Washington Harbour, the posh retail, office and residential complex on the banks of the Potomac River in Georgetown, is awash in complaints from tenants about what they say are unexpected costs and unresponsive management.

The Potomac restaurant, perhaps the complex's best-known tenant, closed earlier this week and has filed a $68 million suit against the building's management, Washington Harbour Associates, a unit of Western Development Corp., which developed the huge complex. The suit alleges that the landlord breached its agreement with the restaurant's owners and charged them hundreds of thousands of dollars for unexplained or inappropriate services.

Potomac also has filed for protection under federal bankruptcy laws, listing unpaid debts of more than $1.7 million.

Security guards hired by Washington Harbour Associates guarded the premises of the glitzy restaurant yesterday. On Tuesday, Western Development Corp. was granted a temporary restraining order by D.C. Superior Court to prevent Potomac's owners from taking from the building any of the restaurant's furniture or fixtures, which Western considers security.

Potomac restaurant's principal owner, New York restaurateur Warner LeRoy, is not the only Washington Harbour tenant to be feuding with the landlord.

A group of homeowners who live in condominiums at the complex has hired a lawyer to look into their problems with Washington Harbour's owners.

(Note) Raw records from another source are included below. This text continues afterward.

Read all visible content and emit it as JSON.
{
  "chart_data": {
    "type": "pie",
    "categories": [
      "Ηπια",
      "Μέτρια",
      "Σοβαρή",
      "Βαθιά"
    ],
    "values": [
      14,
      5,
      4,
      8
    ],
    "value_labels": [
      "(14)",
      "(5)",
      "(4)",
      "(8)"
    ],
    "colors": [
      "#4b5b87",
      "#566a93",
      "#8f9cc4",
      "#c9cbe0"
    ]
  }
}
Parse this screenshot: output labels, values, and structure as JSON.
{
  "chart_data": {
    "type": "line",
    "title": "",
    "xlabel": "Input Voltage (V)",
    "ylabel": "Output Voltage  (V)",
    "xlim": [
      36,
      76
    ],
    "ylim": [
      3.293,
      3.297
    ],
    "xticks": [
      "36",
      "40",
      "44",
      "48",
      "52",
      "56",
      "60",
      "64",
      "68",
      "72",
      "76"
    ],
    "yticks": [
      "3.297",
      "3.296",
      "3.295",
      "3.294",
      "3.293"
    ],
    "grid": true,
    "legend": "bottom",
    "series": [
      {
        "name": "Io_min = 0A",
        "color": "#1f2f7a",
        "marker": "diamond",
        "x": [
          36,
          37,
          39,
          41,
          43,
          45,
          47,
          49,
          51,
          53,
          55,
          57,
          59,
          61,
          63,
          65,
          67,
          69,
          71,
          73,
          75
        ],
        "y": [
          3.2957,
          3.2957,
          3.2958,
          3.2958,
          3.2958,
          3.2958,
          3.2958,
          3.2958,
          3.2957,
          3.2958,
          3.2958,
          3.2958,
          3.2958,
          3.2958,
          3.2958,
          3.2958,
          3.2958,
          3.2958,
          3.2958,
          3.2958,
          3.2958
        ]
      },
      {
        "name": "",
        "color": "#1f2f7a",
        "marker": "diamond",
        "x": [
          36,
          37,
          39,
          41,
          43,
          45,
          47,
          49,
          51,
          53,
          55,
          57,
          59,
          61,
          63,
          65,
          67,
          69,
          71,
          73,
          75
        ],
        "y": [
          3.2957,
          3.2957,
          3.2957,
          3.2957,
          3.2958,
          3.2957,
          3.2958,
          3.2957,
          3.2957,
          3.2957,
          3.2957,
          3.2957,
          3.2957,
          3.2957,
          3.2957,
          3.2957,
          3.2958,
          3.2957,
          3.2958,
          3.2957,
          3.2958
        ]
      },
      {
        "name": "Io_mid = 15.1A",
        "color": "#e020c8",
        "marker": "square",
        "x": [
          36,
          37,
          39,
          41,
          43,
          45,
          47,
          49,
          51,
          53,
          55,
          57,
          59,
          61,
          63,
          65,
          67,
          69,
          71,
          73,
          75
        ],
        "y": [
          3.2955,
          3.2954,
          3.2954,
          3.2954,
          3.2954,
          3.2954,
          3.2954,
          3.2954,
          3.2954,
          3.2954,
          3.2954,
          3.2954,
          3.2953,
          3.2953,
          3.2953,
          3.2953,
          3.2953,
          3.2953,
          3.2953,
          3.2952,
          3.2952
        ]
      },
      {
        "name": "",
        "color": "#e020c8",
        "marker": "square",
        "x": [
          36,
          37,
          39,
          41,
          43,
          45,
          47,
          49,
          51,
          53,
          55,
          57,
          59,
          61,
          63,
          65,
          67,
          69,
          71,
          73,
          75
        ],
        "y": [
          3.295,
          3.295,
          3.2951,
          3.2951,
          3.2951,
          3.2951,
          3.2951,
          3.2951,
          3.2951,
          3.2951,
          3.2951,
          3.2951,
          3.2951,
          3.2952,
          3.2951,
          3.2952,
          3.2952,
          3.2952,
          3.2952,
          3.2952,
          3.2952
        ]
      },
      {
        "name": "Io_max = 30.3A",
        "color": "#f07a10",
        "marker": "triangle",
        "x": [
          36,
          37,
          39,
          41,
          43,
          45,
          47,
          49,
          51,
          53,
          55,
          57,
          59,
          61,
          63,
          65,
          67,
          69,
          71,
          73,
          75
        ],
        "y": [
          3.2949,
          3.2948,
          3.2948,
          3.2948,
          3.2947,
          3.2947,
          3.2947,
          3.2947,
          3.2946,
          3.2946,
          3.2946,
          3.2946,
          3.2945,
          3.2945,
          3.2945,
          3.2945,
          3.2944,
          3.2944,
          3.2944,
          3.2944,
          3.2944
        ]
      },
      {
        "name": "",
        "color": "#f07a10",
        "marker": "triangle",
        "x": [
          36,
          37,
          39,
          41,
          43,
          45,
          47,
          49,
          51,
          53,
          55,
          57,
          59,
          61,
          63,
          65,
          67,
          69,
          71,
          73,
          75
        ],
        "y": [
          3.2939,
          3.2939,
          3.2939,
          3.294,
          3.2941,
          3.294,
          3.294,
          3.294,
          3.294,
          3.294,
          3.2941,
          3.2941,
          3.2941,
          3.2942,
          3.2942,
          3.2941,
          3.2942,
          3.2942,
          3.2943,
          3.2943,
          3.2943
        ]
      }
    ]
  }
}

Several retail tenants have retained lawyers for the same reason. All of the disgruntled tenants cite what LeRoy called "outrageous and unexpected charges" to cover real estate taxes and fees for the upkeep of common areas such as walkways, hallways and the garage and services such as cleaning, trash removal and window washing.

Herbert S. Miller, managing partner of Western Development, said yesterday that the charges to tenants had been increased primarily because of higher real estate assessments by the District government on the property -- $4 a square foot compared with $2 two years ago. "We're readjusting it now that we have the correct tax bill from the District," he said.

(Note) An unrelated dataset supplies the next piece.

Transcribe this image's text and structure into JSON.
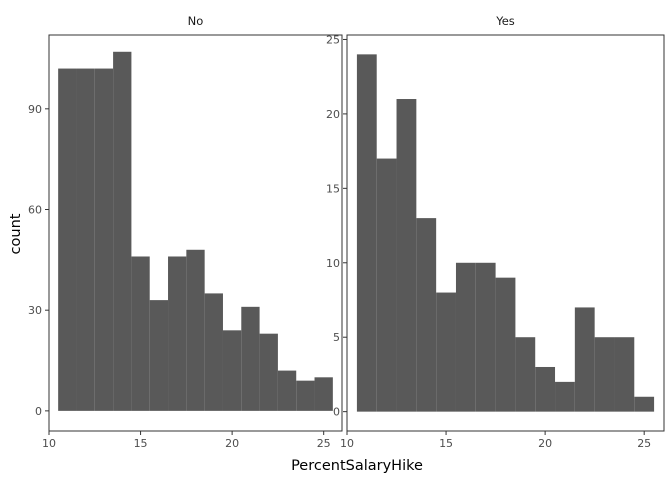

Miller's partners in Washington Harbour are Richard L. Kramer, Gerald L. Dillon, CSX Resources Inc.-Georgetown and Kanam Realty Inc.

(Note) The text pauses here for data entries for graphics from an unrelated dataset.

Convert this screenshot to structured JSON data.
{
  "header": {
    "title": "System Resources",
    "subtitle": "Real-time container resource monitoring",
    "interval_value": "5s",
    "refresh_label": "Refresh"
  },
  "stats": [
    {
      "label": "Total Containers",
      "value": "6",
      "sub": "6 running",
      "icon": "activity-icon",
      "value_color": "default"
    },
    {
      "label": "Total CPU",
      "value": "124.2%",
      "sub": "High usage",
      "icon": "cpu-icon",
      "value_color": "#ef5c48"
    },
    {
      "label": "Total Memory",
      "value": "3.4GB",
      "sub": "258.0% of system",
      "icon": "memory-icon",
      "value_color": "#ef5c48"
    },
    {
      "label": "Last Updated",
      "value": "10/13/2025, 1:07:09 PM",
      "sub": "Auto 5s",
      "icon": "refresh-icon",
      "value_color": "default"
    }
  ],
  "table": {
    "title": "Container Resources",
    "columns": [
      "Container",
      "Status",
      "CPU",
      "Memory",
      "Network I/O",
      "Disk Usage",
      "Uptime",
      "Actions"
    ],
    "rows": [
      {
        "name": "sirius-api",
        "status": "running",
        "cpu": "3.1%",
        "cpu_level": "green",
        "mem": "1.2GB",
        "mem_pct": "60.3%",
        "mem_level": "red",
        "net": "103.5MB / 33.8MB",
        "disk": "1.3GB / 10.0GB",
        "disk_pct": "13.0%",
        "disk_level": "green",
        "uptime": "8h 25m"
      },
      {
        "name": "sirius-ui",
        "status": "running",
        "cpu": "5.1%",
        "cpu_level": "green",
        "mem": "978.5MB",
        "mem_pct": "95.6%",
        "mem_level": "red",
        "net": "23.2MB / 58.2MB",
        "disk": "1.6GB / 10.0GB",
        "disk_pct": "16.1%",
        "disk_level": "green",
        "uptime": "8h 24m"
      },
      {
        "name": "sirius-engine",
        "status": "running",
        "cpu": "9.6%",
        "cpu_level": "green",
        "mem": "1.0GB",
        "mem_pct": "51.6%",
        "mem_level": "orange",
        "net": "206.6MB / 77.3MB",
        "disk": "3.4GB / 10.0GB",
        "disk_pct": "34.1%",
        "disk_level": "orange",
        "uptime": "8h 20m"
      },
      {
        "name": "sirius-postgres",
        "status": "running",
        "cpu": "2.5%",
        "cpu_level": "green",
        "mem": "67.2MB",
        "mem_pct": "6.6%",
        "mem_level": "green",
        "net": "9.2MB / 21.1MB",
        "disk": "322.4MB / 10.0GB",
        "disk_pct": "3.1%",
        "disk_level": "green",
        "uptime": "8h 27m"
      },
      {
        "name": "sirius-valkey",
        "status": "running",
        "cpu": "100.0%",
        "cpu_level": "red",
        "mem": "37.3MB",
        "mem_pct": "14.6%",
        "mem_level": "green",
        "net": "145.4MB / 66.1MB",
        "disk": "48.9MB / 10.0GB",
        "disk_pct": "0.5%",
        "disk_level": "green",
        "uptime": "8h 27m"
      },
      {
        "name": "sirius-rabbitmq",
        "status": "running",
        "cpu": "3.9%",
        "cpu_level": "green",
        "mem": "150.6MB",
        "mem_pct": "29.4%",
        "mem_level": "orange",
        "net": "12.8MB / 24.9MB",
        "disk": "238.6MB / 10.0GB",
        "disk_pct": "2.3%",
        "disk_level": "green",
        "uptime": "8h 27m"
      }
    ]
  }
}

Owners of condominiums in the complex paid as much as $4 million for a double-unit condo with roof terraces overlooking the river and a marble-floored circular living room.

Carol Rabenhorst, the attorney for about 20 of the 25 condominium owners, said yesterday that the owners feel that they are unfairly asked to share in common area expenses although they getno direct benefit from most of the areas used by commercial tenants.

Although Miller said he was unaware of tenants other than Potomac that were considering legal action, Rabenhorst said she has had discussions with Western's attorneys.

"We do not have immediate plans to file a lawsuit, but one is possible if negotiations are not fruitful," she said.

Miller portrayed LeRoy's complaints as those of a problem tenant. He said Western Development had loaned $2 million to LeRoy's Cafe Partners, an investor group put together by Merrill Lynch & Co. to finance Potomac, because LeRoy ran out of money while the restaurant was under construction.

"When he opened, he asked for deferred {rent} payments," Miller said. "We've spent an enormous amount of time with him. His construction manager walked off in the middle of the project. ... I wouldn't stoop to his level of leaving town in the middle of the night and leaving bills with vendors and so forth."

Miller said LeRoy had suggested to him yesterday that Western Development become a partner in the restaurant. Miller said he declined.

"We feel we owe it to the city to have a restaurant with honorable owners and good service there to provide to the city what he originally promised, which is a spectacular restaurant," he said.

Miller said he had received calls from restaurateurs across the country yesterday who expressed interest in the space Potomac occupies.

According to the suit filed by the restaurant, "From the outset of construction there were numerous disputes ... because {Washington Harbour Associates} repeatedly breached the lease, causing {Potomac} to incur several million dollars of additional expenses."

LeRoy said in an interview yesterday that the 15-month-old restaurant was not open long enough to build sufficient banquet and group business so that "we could afford the $1 million legal fees and $1 million in excess costs of the landlord."

The $68 million judgment asked for by LeRoy seeks to recover $3 million in the partnership's lost investment and $65 million in lost profits over the 40-year term of the lease, according to attorney Stephen B. Huttler.

Other tenants of Washington Harbour yesterday said they are worried about the vacancy created by Potomac's problems, because the restaurant was a big draw that provided customers for the retail shops there.

"We had hoped for a better draw," said one retail tenant who asked not to be identified.

"But there's too much green paper," he said, referring to the green paper that covers the windows of retail space that has not been leased.

Other renters said Potomac's problems went past concerns about the landlord. The restaurant, said one, "simply wasn't good enough. ... It wasn't an adequate place to go for the price."

What other tenants are not disputing, however, is the problem with costs that several estimated as being four to eight times higher than the developer initially had led them to believe.

"It's a spectacular building and we're glad to be in it," said one of the office building's tenants, who asked not to be named.

But the cost for overhead and upkeep is a "significant problem," he said.